Other vendors have done it all themselves. For example, ITM Software, an up and comer in this field, has created modules for inventory, financial resource management, PPM, vendor relationship management, compliance, and HR management in its ITM Business Suite.

Recommendation: Processes Precede Tools

Info-Tech has identified that IT decision makers in mid-sized enterprises are not doing enough to develop formal processes in areas such as project management, vendor management, ROI management, and HR management. However, IT governance software is only a tool and should not be seen as a shortcut to developing mature IT governance processes.

  • Focus first on best practices and process maturity. A mature process supported by simple tools (such as spreadsheets and Gantt charts) is far superior to owning robust tools without first developing sound processes.
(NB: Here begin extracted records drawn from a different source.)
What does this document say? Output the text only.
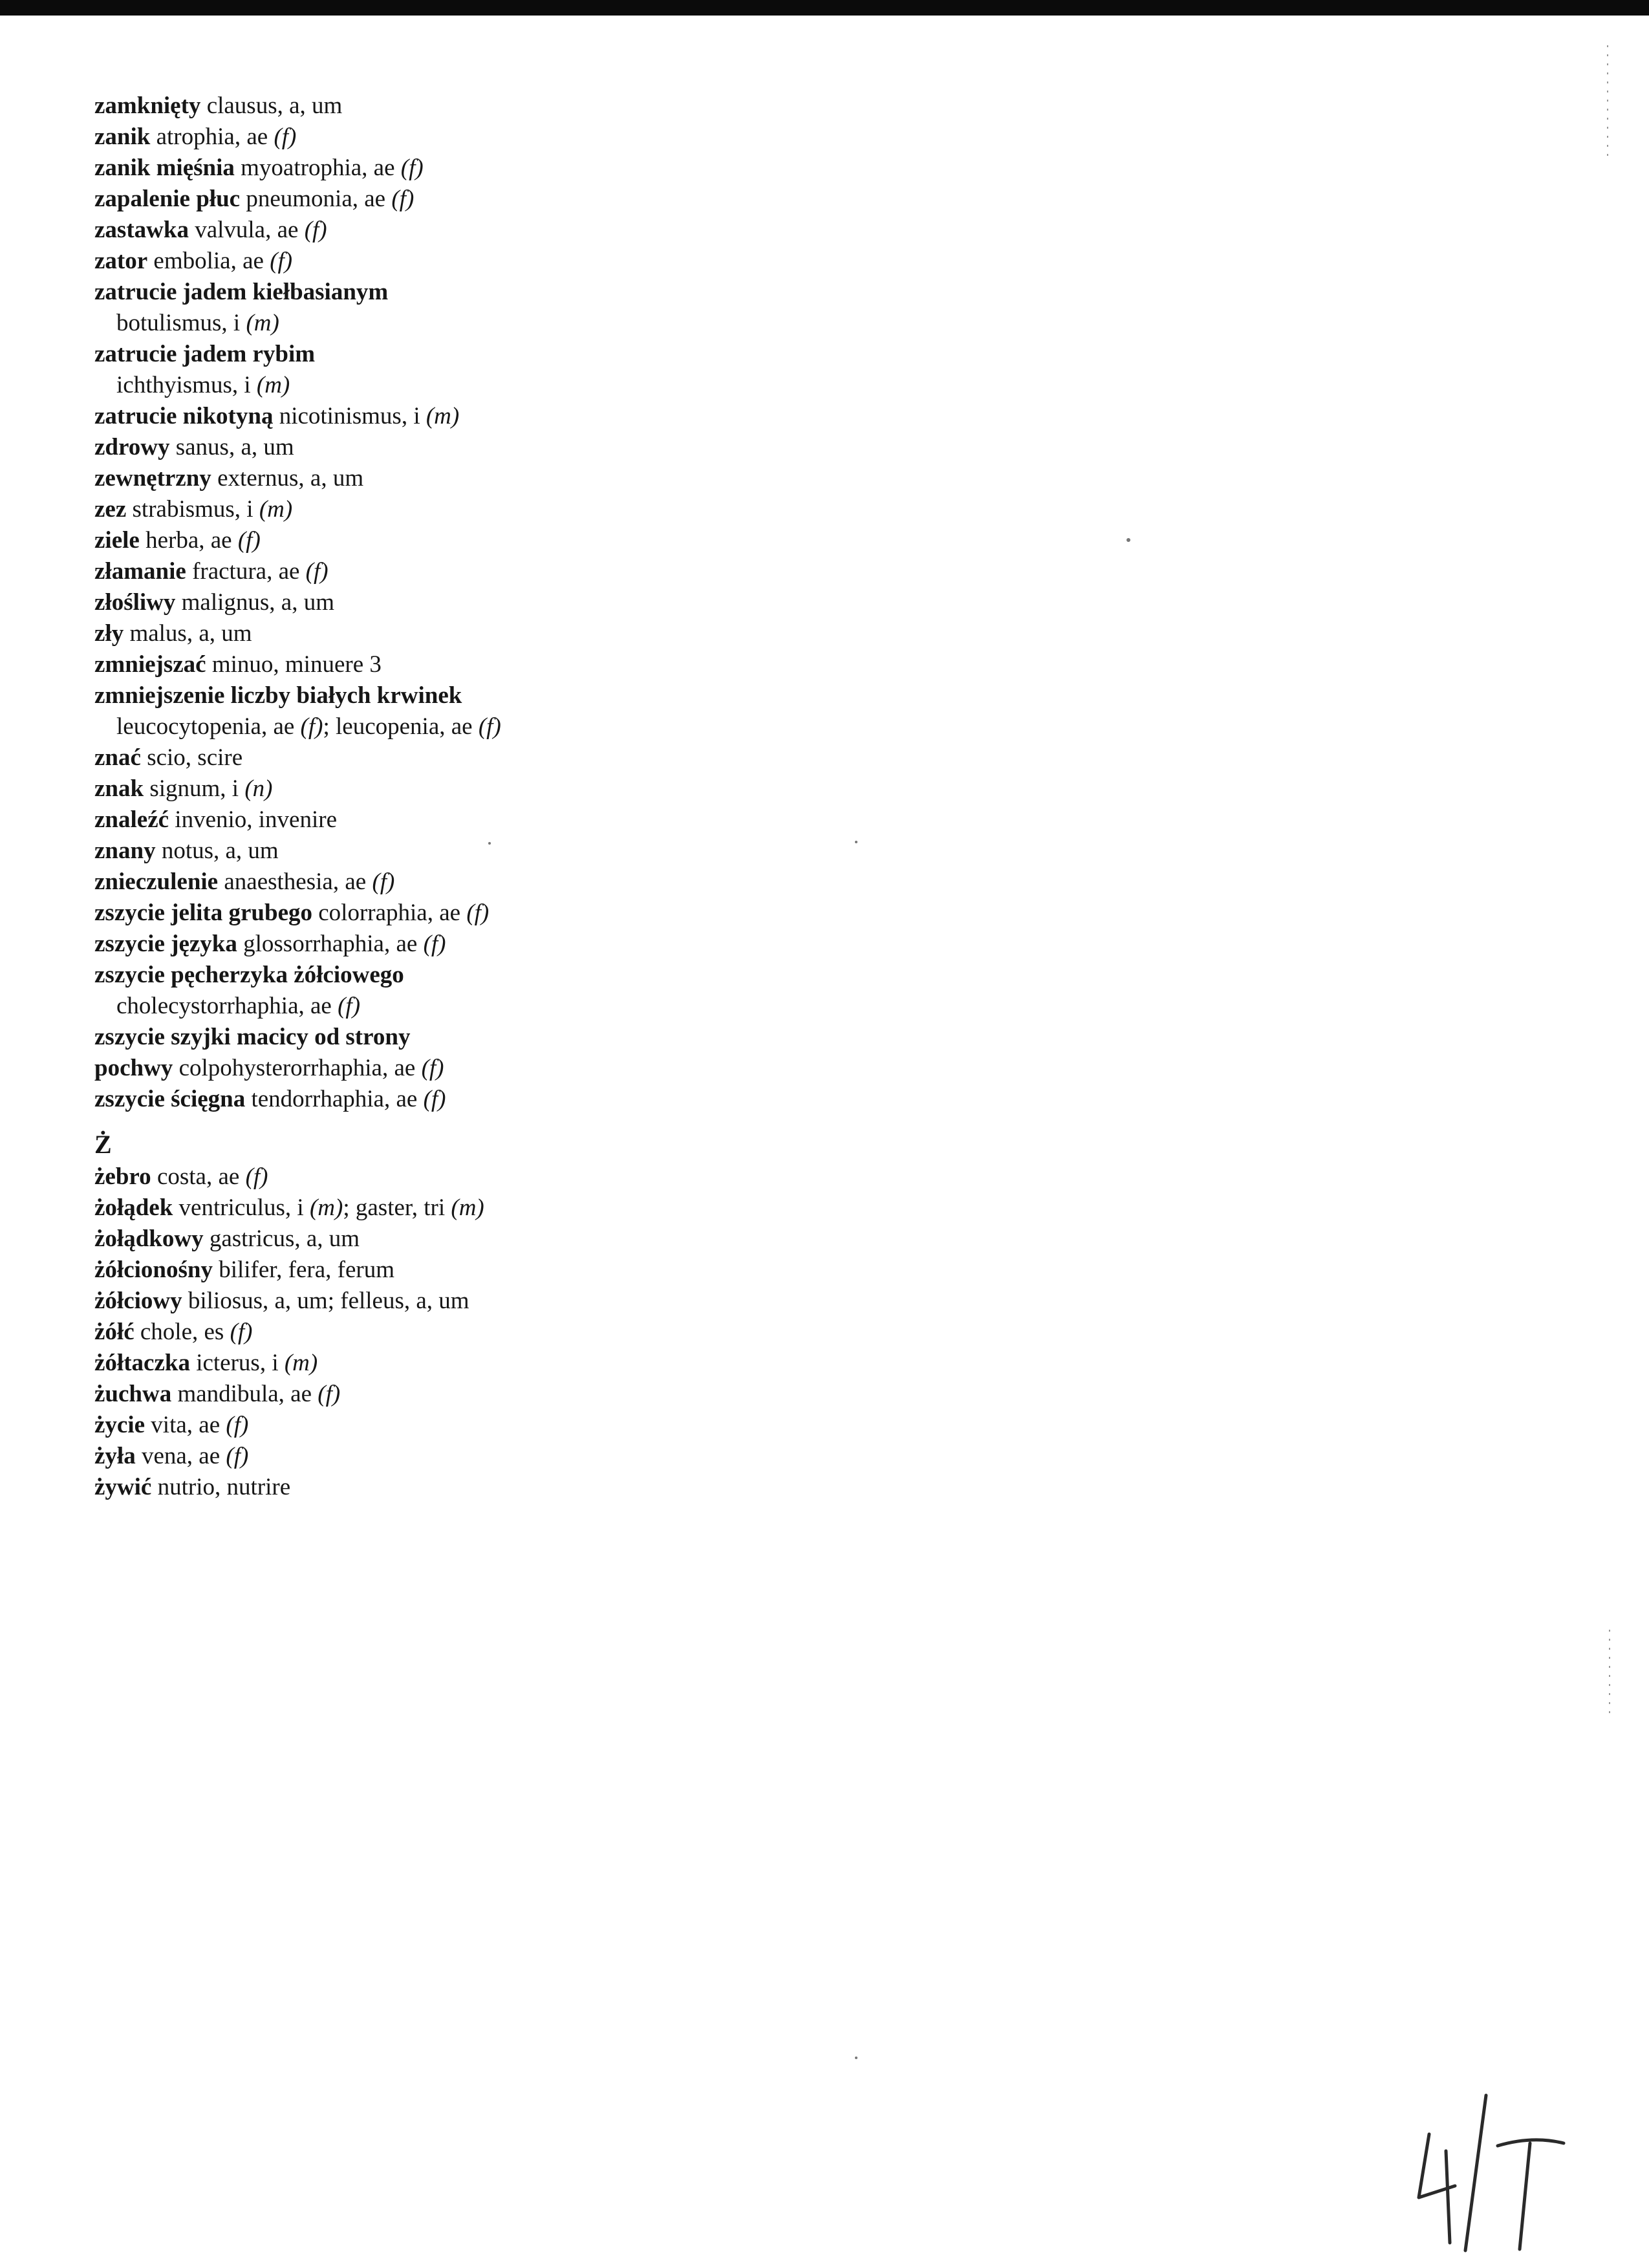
zamknięty clausus, a, um
zanik atrophia, ae (f)
zanik mięśnia myoatrophia, ae (f)
zapalenie płuc pneumonia, ae (f)
zastawka valvula, ae (f)
zator embolia, ae (f)
zatrucie jadem kiełbasianym
botulismus, i (m)
zatrucie jadem rybim
ichthyismus, i (m)
zatrucie nikotyną nicotinismus, i (m)
zdrowy sanus, a, um
zewnętrzny externus, a, um
zez strabismus, i (m)
ziele herba, ae (f)
złamanie fractura, ae (f)
złośliwy malignus, a, um
zły malus, a, um
zmniejszać minuo, minuere 3
zmniejszenie liczby białych krwinek
leucocytopenia, ae (f); leucopenia, ae (f)
znać scio, scire
znak signum, i (n)
znaleźć invenio, invenire
znany notus, a, um
znieczulenie anaesthesia, ae (f)
zszycie jelita grubego colorraphia, ae (f)
zszycie języka glossorrhaphia, ae (f)
zszycie pęcherzyka żółciowego
cholecystorrhaphia, ae (f)
zszycie szyjki macicy od strony
pochwy colpohysterorrhaphia, ae (f)
zszycie ścięgna tendorrhaphia, ae (f)
Ż
żebro costa, ae (f)
żołądek ventriculus, i (m); gaster, tri (m)
żołądkowy gastricus, a, um
żółcionośny bilifer, fera, ferum
żółciowy biliosus, a, um; felleus, a, um
żółć chole, es (f)
żółtaczka icterus, i (m)
żuchwa mandibula, ae (f)
życie vita, ae (f)
żyła vena, ae (f)
żywić nutrio, nutrire
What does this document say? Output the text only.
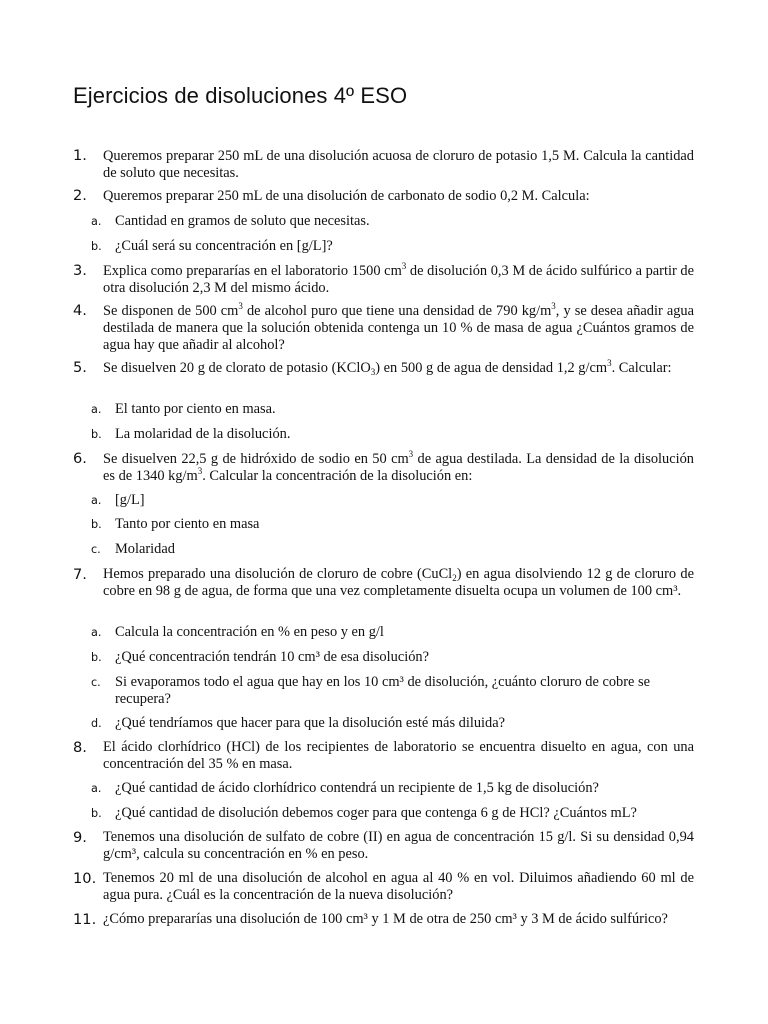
Ejercicios de disoluciones 4º ESO
1. Queremos preparar 250 mL de una disolución acuosa de cloruro de potasio 1,5 M. Calcula la cantidad de soluto que necesitas.
2. Queremos preparar 250 mL de una disolución de carbonato de sodio 0,2 M. Calcula:
a. Cantidad en gramos de soluto que necesitas.
b. ¿Cuál será su concentración en [g/L]?
3. Explica como prepararías en el laboratorio 1500 $cm^3$ de disolución 0,3 M de ácido sulfúrico a partir de otra disolución 2,3 M del mismo ácido.
4. Se disponen de 500 $cm^3$ de alcohol puro que tiene una densidad de 790 $kg/m^3$, y se desea añadir agua destilada de manera que la solución obtenida contenga un 10 % de masa de agua ¿Cuántos gramos de agua hay que añadir al alcohol?
5. Se disuelven 20 g de clorato de potasio (KClO$_3$) en 500 g de agua de densidad 1,2 $g/cm^3$. Calcular:
a. El tanto por ciento en masa.
b. La molaridad de la disolución.
6. Se disuelven 22,5 g de hidróxido de sodio en 50 $cm^3$ de agua destilada. La densidad de la disolución es de 1340 $kg/m^3$. Calcular la concentración de la disolución en:
a. [g/L]
b. Tanto por ciento en masa
c. Molaridad
7. Hemos preparado una disolución de cloruro de cobre (CuCl$_2$) en agua disolviendo 12 g de cloruro de cobre en 98 g de agua, de forma que una vez completamente disuelta ocupa un volumen de 100 cm³.
a. Calcula la concentración en % en peso y en g/l
b. ¿Qué concentración tendrán 10 cm³ de esa disolución?
c. Si evaporamos todo el agua que hay en los 10 cm³ de disolución, ¿cuánto cloruro de cobre se recupera?
d. ¿Qué tendríamos que hacer para que la disolución esté más diluida?
8. El ácido clorhídrico (HCl) de los recipientes de laboratorio se encuentra disuelto en agua, con una concentración del 35 % en masa.
a. ¿Qué cantidad de ácido clorhídrico contendrá un recipiente de 1,5 kg de disolución?
b. ¿Qué cantidad de disolución debemos coger para que contenga 6 g de HCl? ¿Cuántos mL?
9. Tenemos una disolución de sulfato de cobre (II) en agua de concentración 15 g/l. Si su densidad 0,94 g/cm³, calcula su concentración en % en peso.
10. Tenemos 20 ml de una disolución de alcohol en agua al 40 % en vol. Diluimos añadiendo 60 ml de agua pura. ¿Cuál es la concentración de la nueva disolución?
11. ¿Cómo prepararías una disolución de 100 cm³ y 1 M de otra de 250 cm³ y 3 M de ácido sulfúrico?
Look at governance and service management best practices frameworks such as ITIL and the Control Objectives for Information and related Technology (COBIT).
  • Match the tool with a clearly defined need. IT governance software suites are comprehensive; however, the need that they address will be more limited. Only look to these solutions when a particular management process becomes mature enough and large enough to require heavy-duty tools. Then, focus on how product features address that particular need.
  • Go with PPM leaders. IT governance is about more than just project management, but PPM remains a key piece (and often the centerpiece) of many governance offerings. Start with vendors with a strong track record in IT PPM (such as Compuware, Computer Associates/Niku, and Primavera) rather than ERP vendors that have added these features.

Bottom Line

IT governance software vendors offer suites of powerful tools for governance-related initiatives such as PPM and regulatory compliance. However, these tools must serve to simplify and automate management processes. Focus on developing the formal management processes first, and then match the governance tools to specific needs if necessary.

Of interest:

Mercury and Governance “Leadership”

Mercury Interactive is a leading provider of IT governance software with a product suite that includes tools for project portfolio management, regulatory compliance, and change management.

Ironically, the company was recently shaken by an internal management scandal that led to the resignation of three senior officers. The problems at Mercury underscore the important distinction between governance processes and software. If good tools were all that was needed, it is difficult to imagine how Mercury’s woes would have occurred.